Après de longues semaines d’attente marquées par l’angoisse et l’incertitude, les premières gouttes de pluie ont enfin fait leur apparition, au grand bonheur des agriculteurs qui ont commencé à perdre espoir. Mais ce répit tant attendu s’avère-t-il réellement une bouffée d’oxygène ou serait-ce une illusion ? Car si la terre assoiffée a fini par recevoir un peu d’eau, l’irrégularité et l’insuffisance des précipitations viennent rappeler une réalité implacable, le spectre d’une sécheresse persistante plane toujours sur la campagne agricole. Mais ces précipitations peuvent être salvatrices pour certaines cultures, en revanche, pour d’autres, la saison est d’ores et déjà compromise.
Effets contrastés
Certes, la pluie reste toujours bénéfique, mais, dans ce cas de figure, avec de longues périodes d’aridité, elle ne saurait effacer les séquelles.
Pour certaines cultures, noctamment celles nécessitant une bonne pluviométrie en début de cycle, comme les cultures d’automne et principalement les céréales, ces précipitations tardives arrivent trop tard pour inverser la donne.
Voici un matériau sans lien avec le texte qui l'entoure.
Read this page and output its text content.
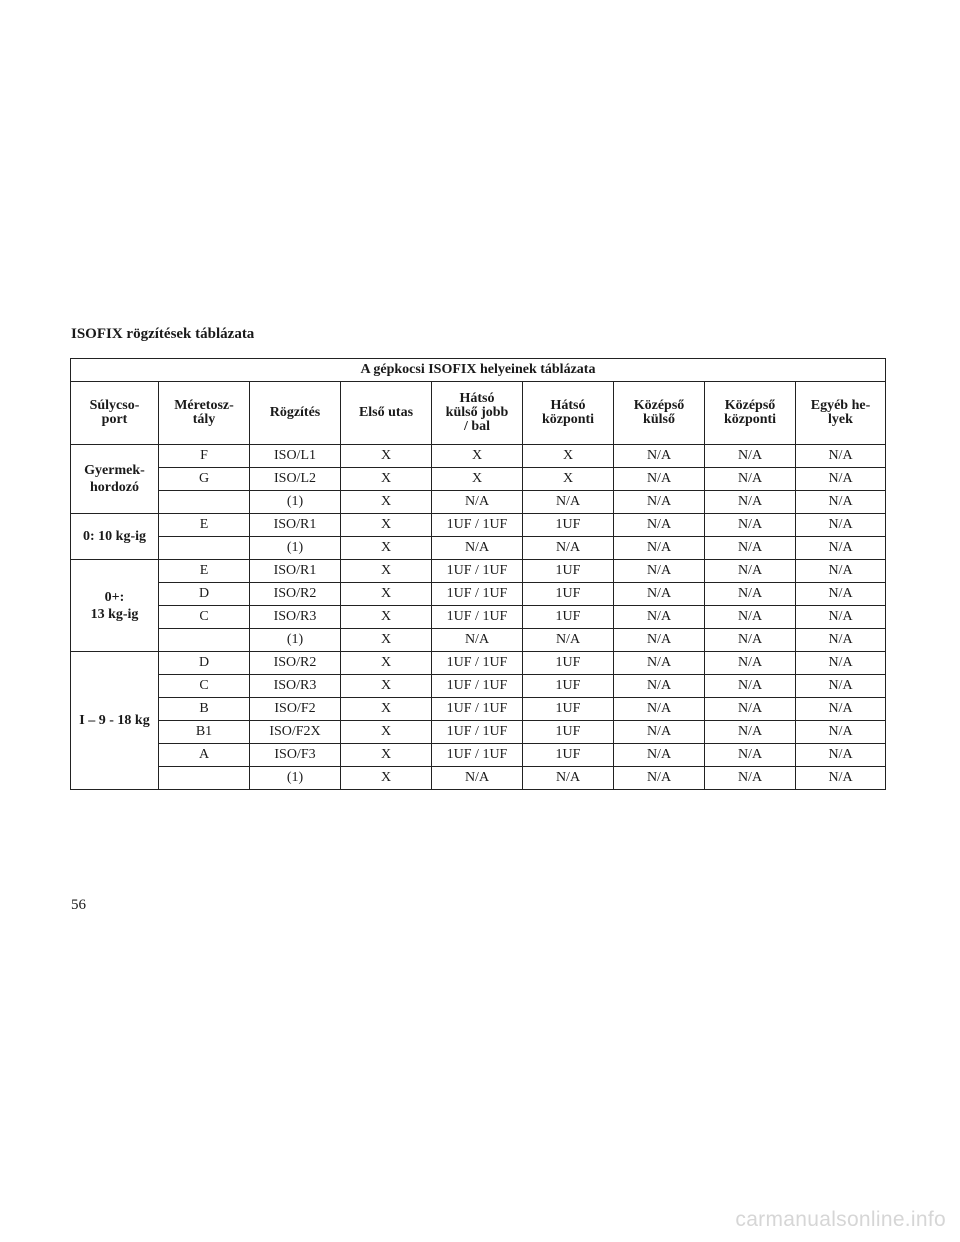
ISOFIX rögzítések táblázata
A gépkocsi ISOFIX helyeinek táblázata								
Súlycso-
port	Méretosz-
tály	Rögzítés	Első utas	Hátsó
külső jobb
/ bal	Hátsó
központi	Középső
külső	Középső
központi	Egyéb he-
lyek
Gyermek-
hordozó	F	ISO/L1	X	X	X	N/A	N/A	N/A
	G	ISO/L2	X	X	X	N/A	N/A	N/A
		(1)	X	N/A	N/A	N/A	N/A	N/A
0: 10 kg-ig	E	ISO/R1	X	1UF / 1UF	1UF	N/A	N/A	N/A
		(1)	X	N/A	N/A	N/A	N/A	N/A
0+:
13 kg-ig	E	ISO/R1	X	1UF / 1UF	1UF	N/A	N/A	N/A
	D	ISO/R2	X	1UF / 1UF	1UF	N/A	N/A	N/A
	C	ISO/R3	X	1UF / 1UF	1UF	N/A	N/A	N/A
		(1)	X	N/A	N/A	N/A	N/A	N/A
I – 9 - 18 kg	D	ISO/R2	X	1UF / 1UF	1UF	N/A	N/A	N/A
	C	ISO/R3	X	1UF / 1UF	1UF	N/A	N/A	N/A
	B	ISO/F2	X	1UF / 1UF	1UF	N/A	N/A	N/A
	B1	ISO/F2X	X	1UF / 1UF	1UF	N/A	N/A	N/A
	A	ISO/F3	X	1UF / 1UF	1UF	N/A	N/A	N/A
		(1)	X	N/A	N/A	N/A	N/A	N/A
56
carmanualsonline.info
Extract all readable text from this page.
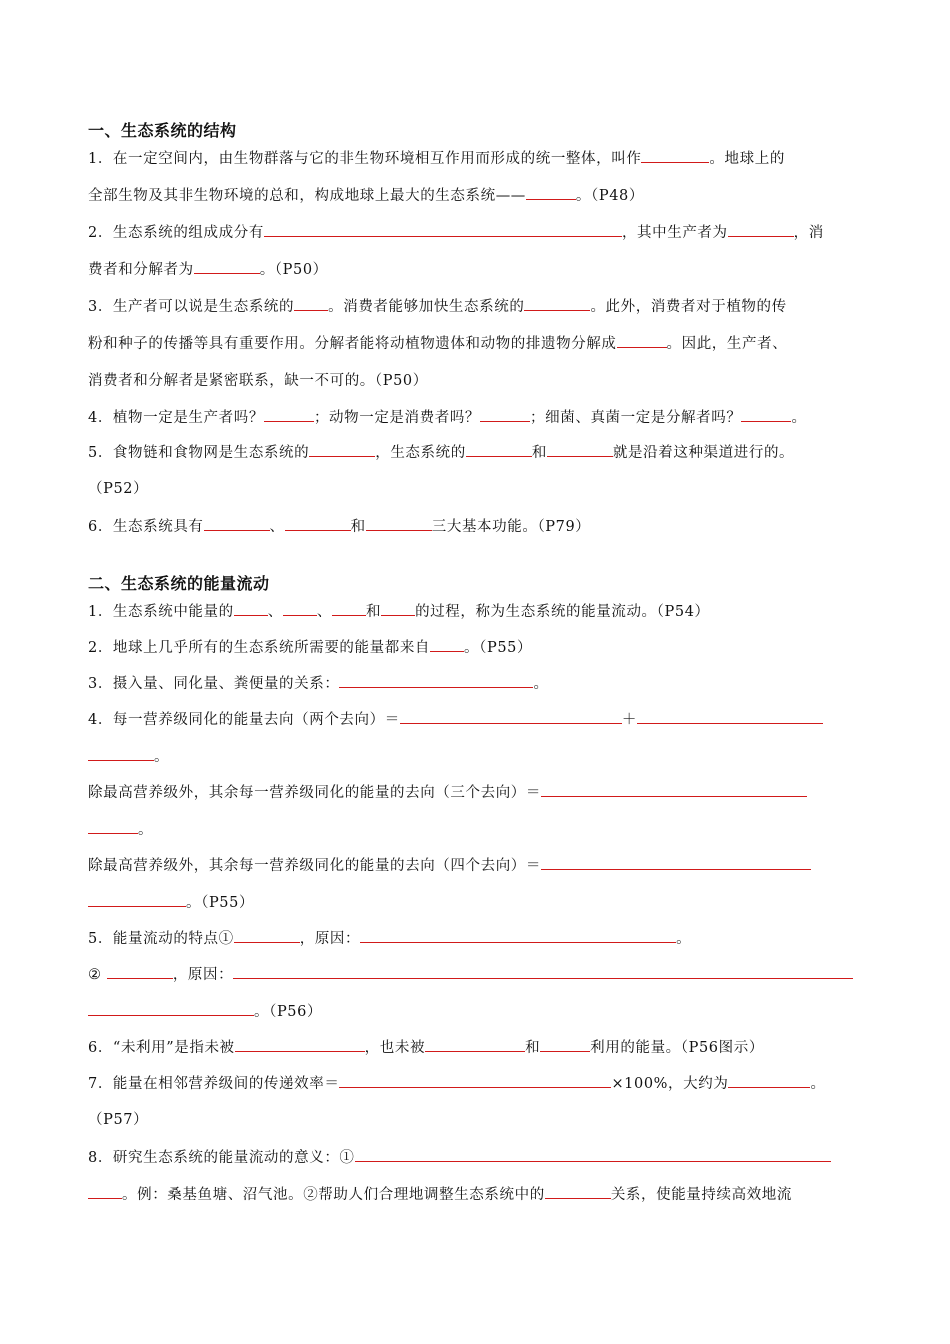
一、生态系统的结构
1．在一定空间内，由生物群落与它的非生物环境相互作用而形成的统一整体，叫作	。地球上的
全部生物及其非生物环境的总和，构成地球上最大的生态系统——	。（P48）
2．生态系统的组成成分有	，其中生产者为	，消
费者和分解者为	。（P50）
3．生产者可以说是生态系统的 。消费者能够加快生态系统的	。此外，消费者对于植物的传
粉和种子的传播等具有重要作用。分解者能将动植物遗体和动物的排遗物分解成	。因此，生产者、
消费者和分解者是紧密联系，缺一不可的。（P50）
4．植物一定是生产者吗？	；动物一定是消费者吗？	；细菌、真菌一定是分解者吗？	。
5．食物链和食物网是生态系统的	，生态系统的	和	就是沿着这种渠道进行的。
（P52）
6．生态系统具有	、	和	三大基本功能。（P79）
二、生态系统的能量流动
1．生态系统中能量的 、 、 和 的过程，称为生态系统的能量流动。（P54）
2．地球上几乎所有的生态系统所需要的能量都来自 。（P55）
3．摄入量、同化量、粪便量的关系：	。
4．每一营养级同化的能量去向（两个去向）＝	＋
。
除最高营养级外，其余每一营养级同化的能量的去向（三个去向）＝
。
除最高营养级外，其余每一营养级同化的能量的去向（四个去向）＝
。（P55）
5．能量流动的特点①	，原因：	。
②	，原因：
。（P56）
6．“未利用”是指未被	，也未被	和	利用的能量。（P56图示）
7．能量在相邻营养级间的传递效率＝	×100%，大约为	。
（P57）
8．研究生态系统的能量流动的意义：①
。例：桑基鱼塘、沼气池。②帮助人们合理地调整生态系统中的	关系，使能量持续高效地流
Les semences qui n’ont pas pu germer, faute d’humidité suffisante, restent définitivement compromises, et les plants ayant survécu peinent à se développer correctement, fragilisant davantage les rendements espérés.
«Il est certain que la production sera faible pour les cultures d’automne. Ainsi, les céréales et les légumineuses ont été impactées de plein fouet puisque au moment de la plantation, le besoin en eau était vital. Faute de précipitations, le cycle de développement a été compromis. Comme nous sommes en période de montaison, ces pluies survenues récemment vont permettre d’avoir plus de paille que de grains dans les épis», regrette Mohamed Bajeddi, agroéconomiste.
Cependant, toujours au niveau des céréales, la mise peut être sauvée dans certaines régions comme Fès-Meknès. En revanche, dans la région de Settat, qui demeure le grenier céréalier, il n’y a plus rien à rattraper. En revanche, ces précipitations tardives constituent une aubaine pour les cultures de printemps, qui ont besoin d’une humidité suffisante en début de cycle. Des cultures comme le maïs, le tournesol, la betterave sucrière ou encore certaines légumineuses estivales profiteront largement de cette manne hydrique. Il en est de même pour l’oléiculture, bien que la production dépende de la pluviométrie et du climat (température très élevée) durant le cycle de production. L’arboriculture et les cultures horticoles profiteront également de ces pluies salvatrices.
«Pour les cultures de printemps, ces précipitations arrivent à point nommé. Elles permettront une meilleure levée des semis et un bon enracinement, garantissant ainsi une croissance plus vigoureuse. Pour les rosacées qui n’ont pas encore fleuri, elles permettront d’améliorer nettement l’état hydrique de la plante, ce qui implique un débourrement réussi. Pour certains fruits, comme l’abricot qui disposent d’une variété précoce, laquelle est actuellement en début de végétation, la récolte s’avère prometteuse», rassure Ahmed Oukabli, directeur de la Fédération interprofessionnelle de la filière de l’arboriculture fruitière au Maroc (Fedam).
L’optimisme s’étend aussi à la récolte des agrumes dont la teneur en jus est vouée à s’améliorer considérablement avec ces précipitations.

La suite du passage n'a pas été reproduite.